Menu

Merusak Demokrasi, Ini Empat Sebab Maraknya Dinasti Politik di Indonesia

Satria Utama 29 Jul 2020, 08:50
ilustrasi/net
ilustrasi/net

RIAU24.COM -  JAKARTA - Pilkada serentak tahun 2020 yang akan berlangsung bulan Desember mendatang, marak diwarnai praktik dinasti politik.

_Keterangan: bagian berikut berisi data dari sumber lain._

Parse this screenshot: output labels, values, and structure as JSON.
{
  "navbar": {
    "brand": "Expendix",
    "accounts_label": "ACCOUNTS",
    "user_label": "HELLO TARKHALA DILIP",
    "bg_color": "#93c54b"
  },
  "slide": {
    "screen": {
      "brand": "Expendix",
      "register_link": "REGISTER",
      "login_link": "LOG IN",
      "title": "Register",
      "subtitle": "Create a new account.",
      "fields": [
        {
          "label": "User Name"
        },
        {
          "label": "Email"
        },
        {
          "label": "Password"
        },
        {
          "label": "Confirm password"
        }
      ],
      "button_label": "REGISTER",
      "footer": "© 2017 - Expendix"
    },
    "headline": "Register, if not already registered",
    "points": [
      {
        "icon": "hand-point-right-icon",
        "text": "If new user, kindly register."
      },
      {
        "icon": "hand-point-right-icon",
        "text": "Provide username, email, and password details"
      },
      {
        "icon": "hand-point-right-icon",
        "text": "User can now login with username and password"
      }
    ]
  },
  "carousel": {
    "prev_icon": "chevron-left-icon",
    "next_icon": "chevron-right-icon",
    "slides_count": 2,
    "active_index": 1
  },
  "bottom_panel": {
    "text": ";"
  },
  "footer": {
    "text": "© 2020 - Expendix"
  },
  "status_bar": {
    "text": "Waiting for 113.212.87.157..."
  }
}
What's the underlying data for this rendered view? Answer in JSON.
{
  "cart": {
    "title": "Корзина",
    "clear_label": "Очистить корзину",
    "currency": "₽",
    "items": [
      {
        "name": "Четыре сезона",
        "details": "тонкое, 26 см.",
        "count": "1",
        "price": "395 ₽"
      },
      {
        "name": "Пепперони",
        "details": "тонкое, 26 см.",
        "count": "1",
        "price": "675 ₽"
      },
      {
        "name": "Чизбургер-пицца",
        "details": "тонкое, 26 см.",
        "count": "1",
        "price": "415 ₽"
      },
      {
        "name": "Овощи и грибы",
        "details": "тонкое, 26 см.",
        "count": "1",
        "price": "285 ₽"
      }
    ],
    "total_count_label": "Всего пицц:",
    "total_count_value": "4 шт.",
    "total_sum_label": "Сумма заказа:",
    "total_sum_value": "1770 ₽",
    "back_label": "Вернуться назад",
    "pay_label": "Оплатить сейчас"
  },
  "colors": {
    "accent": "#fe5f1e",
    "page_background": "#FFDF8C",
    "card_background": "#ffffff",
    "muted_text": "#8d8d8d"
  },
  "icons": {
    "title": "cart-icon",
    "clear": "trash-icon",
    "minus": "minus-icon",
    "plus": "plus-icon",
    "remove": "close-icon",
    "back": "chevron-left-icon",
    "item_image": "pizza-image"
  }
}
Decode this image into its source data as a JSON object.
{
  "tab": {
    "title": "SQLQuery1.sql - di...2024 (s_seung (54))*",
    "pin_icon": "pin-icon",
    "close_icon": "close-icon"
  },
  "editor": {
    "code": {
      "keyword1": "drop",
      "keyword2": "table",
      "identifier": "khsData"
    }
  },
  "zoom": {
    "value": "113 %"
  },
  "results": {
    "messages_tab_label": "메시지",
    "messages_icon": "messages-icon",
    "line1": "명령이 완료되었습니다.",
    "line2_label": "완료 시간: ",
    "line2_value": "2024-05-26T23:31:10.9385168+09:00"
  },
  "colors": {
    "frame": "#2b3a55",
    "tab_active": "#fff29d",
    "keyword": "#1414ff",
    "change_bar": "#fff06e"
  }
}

Sejumlah kerabat dekat petahanan ikut maju di ajang kontestasi politik tesebut.

Ironisnya, menurut Direktur Eksekutif Perkumpulan untuk Pemilu dan Demokrasi (Perludem), Titi Anggraeni, dinasti politik yang marak saat ini bukan dalam konteks hak asasi warga negara atau akses terhadap politik dan kepemiluan, namun lebih kepada politik dinasti yang cenderung destruktif.

Titi menyebut setidaknya ada empat faktor yang berkontribusi terjadinya politik dinasti yang destruktif. "Pertama adalah kaidah hukum yang memungkinkan itu terjadi," kata Titi dalam diskusi di Kompleks Parlemen, Senayan, Jakarta, Selasa (28/7) seperti dilansir Republika.

Menurutnya besaran ambang batas pencalonan kepala daerah dan wakil kepala daerah yang mencapai 20 persen kursi atau 25 persen suara sah, berkontribusi terhadap kemungkinan terjadinya politik dinasti atau kekerabatan. Tingginya besaran ambang batas membuat adanya akses yang terbatas di dalam proses pencalonan Pilkada.

Titi menungkapkan, dipersulitnya syarat calon perseorangan untuk bisa maju dalam pilkada juga menjadi penyebab munculnya dinasti politik. Padahal keberadaan calon perseorangan dinilai penting untuk menghadirkan calon alternatif.

"Calon perseorangan sekarang dibuat menjadi 6,5 sampai 10 persen,  jadi akhirnya akses politik itu makin terbatas, hanya orang-orang dan kelompok tertentu saja," ujarnya.